The main user-level function for resampling-based multiple testing is MTP. The default setting controls the family-wise error rate, defined as the probability of any false positives. Let Vn denote the (unobserved) number of false positives. Then, control of FWER at level alpha means that Pr(Vn>0)<=alpha. The set of rejected hypotheses under a FWER controlling procedure can be augmented to increase the number of rejections, while controlling other error rates. The generalized family-wise error rate is defined as Pr(Vn>k)<=alpha, and it is clear that one can simply take an FWER controlling procedure, reject k more hypotheses and have control of gFWER at level alpha. The tail probability of the proportion of false positives depends on both the number of false postives (Vn) and the number of rejections (Rn). Control of TPPFP at level alpha means Pr(Vn/Rn>q)<=alpha, for some proportion q. Control of the false discovery rate refers to the expected proportion of false positives (rather than a tail probability). Control of FDR at level alpha means E(Vn/Rn)<=alpha.
Let's run MTP on the first gene in the golub dataset.

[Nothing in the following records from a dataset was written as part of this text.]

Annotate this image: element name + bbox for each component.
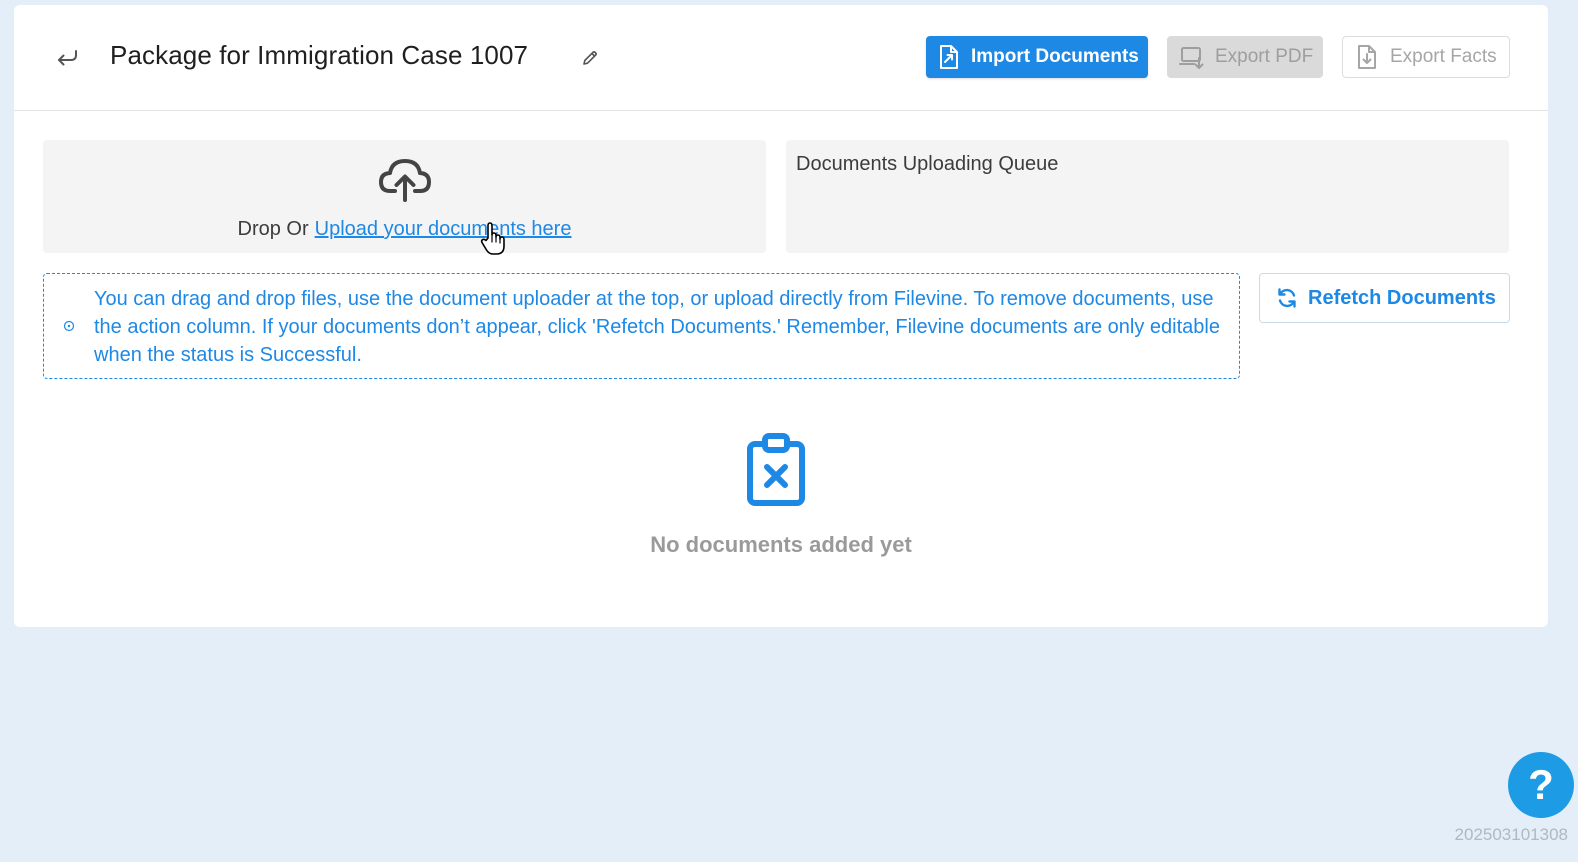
dropzone-prefix: Drop Or (237, 218, 309, 240)
page-title: Package for Immigration Case 1007 (110, 40, 529, 70)
info-notice-text: You can drag and drop files, use the doc… (94, 288, 1220, 366)
return-arrow-icon (58, 50, 77, 66)
refresh-icon (1276, 287, 1298, 309)
import-documents-button[interactable]: Import Documents (926, 36, 1148, 78)
package-card: Package for Immigration Case 1007 Import… (14, 5, 1548, 627)
refetch-documents-label: Refetch Documents (1308, 286, 1496, 309)
clipboard-x-icon (747, 433, 805, 506)
version-label: 202503101308 (1454, 825, 1568, 844)
empty-state-text: No documents added yet (650, 532, 912, 557)
upload-queue-panel: Documents Uploading Queue (786, 140, 1509, 253)
back-button[interactable] (52, 43, 82, 73)
upload-dropzone[interactable]: Drop Or Upload your documents here (43, 140, 766, 253)
dropzone-text: Drop Or Upload your documents here (43, 218, 766, 241)
export-pdf-button[interactable]: Export PDF (1167, 36, 1323, 78)
package-header: Package for Immigration Case 1007 Import… (14, 5, 1548, 111)
info-notice: You can drag and drop files, use the doc… (43, 273, 1240, 379)
import-documents-label: Import Documents (971, 46, 1139, 67)
refetch-documents-button[interactable]: Refetch Documents (1259, 273, 1510, 323)
upload-documents-link[interactable]: Upload your documents here (315, 218, 572, 240)
cloud-upload-icon (377, 154, 433, 204)
info-circle-icon (63, 320, 75, 332)
export-facts-button[interactable]: Export Facts (1342, 36, 1510, 78)
laptop-download-icon (1179, 44, 1205, 70)
edit-title-button[interactable] (577, 45, 603, 71)
hand-cursor-icon (480, 222, 505, 255)
file-download-icon (1356, 44, 1378, 70)
help-button[interactable]: ? (1508, 752, 1574, 818)
upload-queue-title: Documents Uploading Queue (796, 153, 1059, 175)
export-facts-label: Export Facts (1390, 46, 1497, 67)
pencil-icon (583, 51, 597, 65)
export-pdf-label: Export PDF (1215, 46, 1314, 67)
file-import-icon (938, 44, 960, 70)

fwer = MTP(matrix(golub[1, ], nrow = 1), Y = golub.cl, typeone = "fwer")
## running bootstrap...
## iteration = 100 200 300 400 500 600 700 800 900 1000
summary(fwer)
## MTP: ss.maxT
## Type I error rate: fwer
##
## Level Rejections
## 1 0.05 1
##
## Min. 1st Qu. Median Mean 3rd Qu. Max. NA's
## adjp 0.039 0.039 0.039 0.039 0.039 0.039 0
## rawp 0.039 0.039 0.039 0.039 0.039 0.039 0
## statistic 1.760 1.760 1.760 1.760 1.760 1.760 0
## estimate 0.492 0.492 0.492 0.492 0.492 0.492 0
Now try controlling the FDr instead:
fdr = MTP(matrix(golub[1, ], nrow = 1), Y = golub.cl, typeone = "fdr")
## running bootstrap...
## iteration = 100 200 300 400 500 600 700 800 900 1000
summary(fdr)
## MTP: ss.maxT
## Type I error rate: fdr (conservative)
##
## Level Rejections
## 1 0.05 0
##
## Min. 1st Qu. Median Mean 3rd Qu. Max. NA's
## adjp 0.068 0.068 0.068 0.068 0.068 0.068 0
## rawp 0.034 0.034 0.034 0.034 0.034 0.034 0
## statistic 1.760 1.760 1.760 1.760 1.760 1.760 0
## estimate 0.492 0.492 0.492 0.492 0.492 0.492 0
Note that we needed to force the result of golub[1,]
to be a matrix. You should try the commands without, and see what happens.
Question 6 Part C Does controlling from FDR or FWER result in higher power?